Fun day, given it’s my son’s last day of school for the year. I’m irritated at having to stop work to fetch him. My brain keeps churning the whole time. The second I get home, I have him go play. Anything to get back to my keyboard and keep trying options. I flip through a myriad of options for maven-compiler-plugin: memory, forked JDK, use Java 8, hand configure annotation processors. Nothing works.

My three-year-old is trying to climb up on me, and I push him to the side. “I must find the answer!” Time to pick up our 7-year-old arrives, and I dash off. After getting home, she is asking me to write LOGO code. “No sweetheart, I need to try something first.” I usually stop ANYTHING to help her, but I was too obsessed with this issue.

At this point, I start to De-lombok the code. Maybe if I can flip Lombok off. I get 90% of the code converted, and IT STILL WON’T BUILD! What could this possibly be? Every debug/verbose flag I activate still shows me nothing about what is actually breaking. Just some missing symbols followed a completely corrupted class.

Then I get a strange idea. A curious insight. What if the first class that Maven claims about, a nested static class, was made top level? I command IntelliJ to perform this refactoring. Poof, the error message changes. So I make the next nested static class in the list of errors top level as well.

BANG! Reading “[INFO] BUILD SUCCESS” makes my jaw drop.
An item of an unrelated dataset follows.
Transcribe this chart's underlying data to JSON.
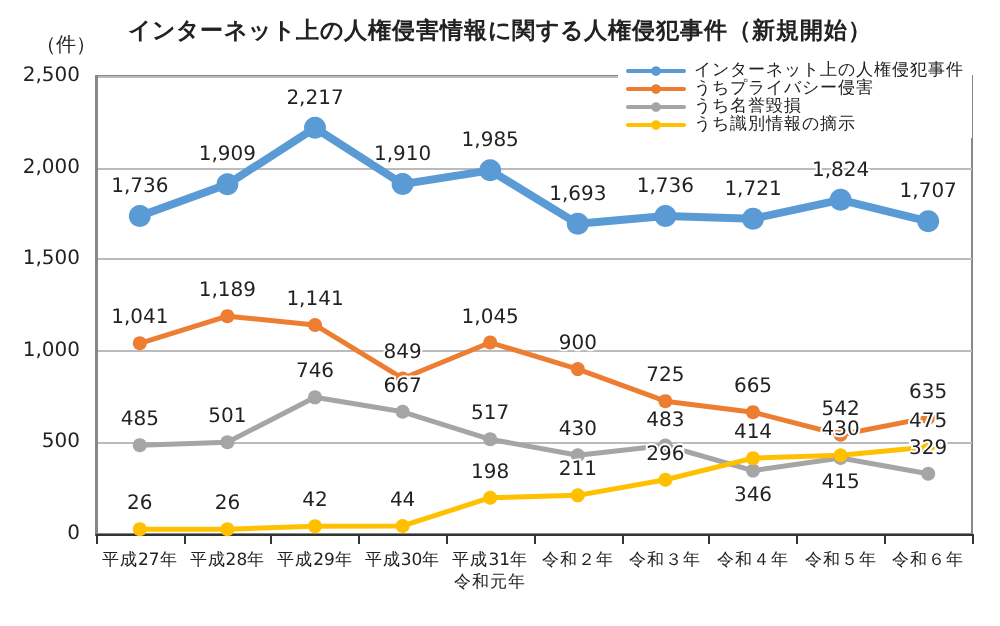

I cancel all my changes, and build again. Same failure. I then strategically pick one nest static class, and move it. Everything suddenly works. What the…? This is something Java should never do.

Looking at the Jackson2HalModule (the predecessor to my work on Jackson2HalFormsModule), I count the number of nested static classes and compare to this one. The HAL parser has eight or nine, the new work has over twelve. Somehow, this enclosing class has TOO MANY NESTED STATIC CLASSES!

Not wanting to move everything into public classes, I rig up HalFormsSerializers and HalFormsDeserializers, and split up the nested static classes into these two “namespaces”. Everything is humming. This change is mind boggling. Because this is something Java should never do.

So what is happening? Still not sure, but it implies that Lombok’s annotation processor must scan every class looking for its annotations. If the class is too deep, the scanner breaks and doesn’t recover, hence causing any nested classes further on to fail. And somehow, this state is contingent on the platform, because it works jim dandy on Linux while failing on the Mac.

I copy all these details into the Lombok ticket I opened. I hope I shined a light on an issue perhaps the committers can pinpoint and fix. But for now, my PR is buffed up and reviewable again. And as I go to bed, I can finally sleep in peace, having slain another dragon in the realm of open source hacking.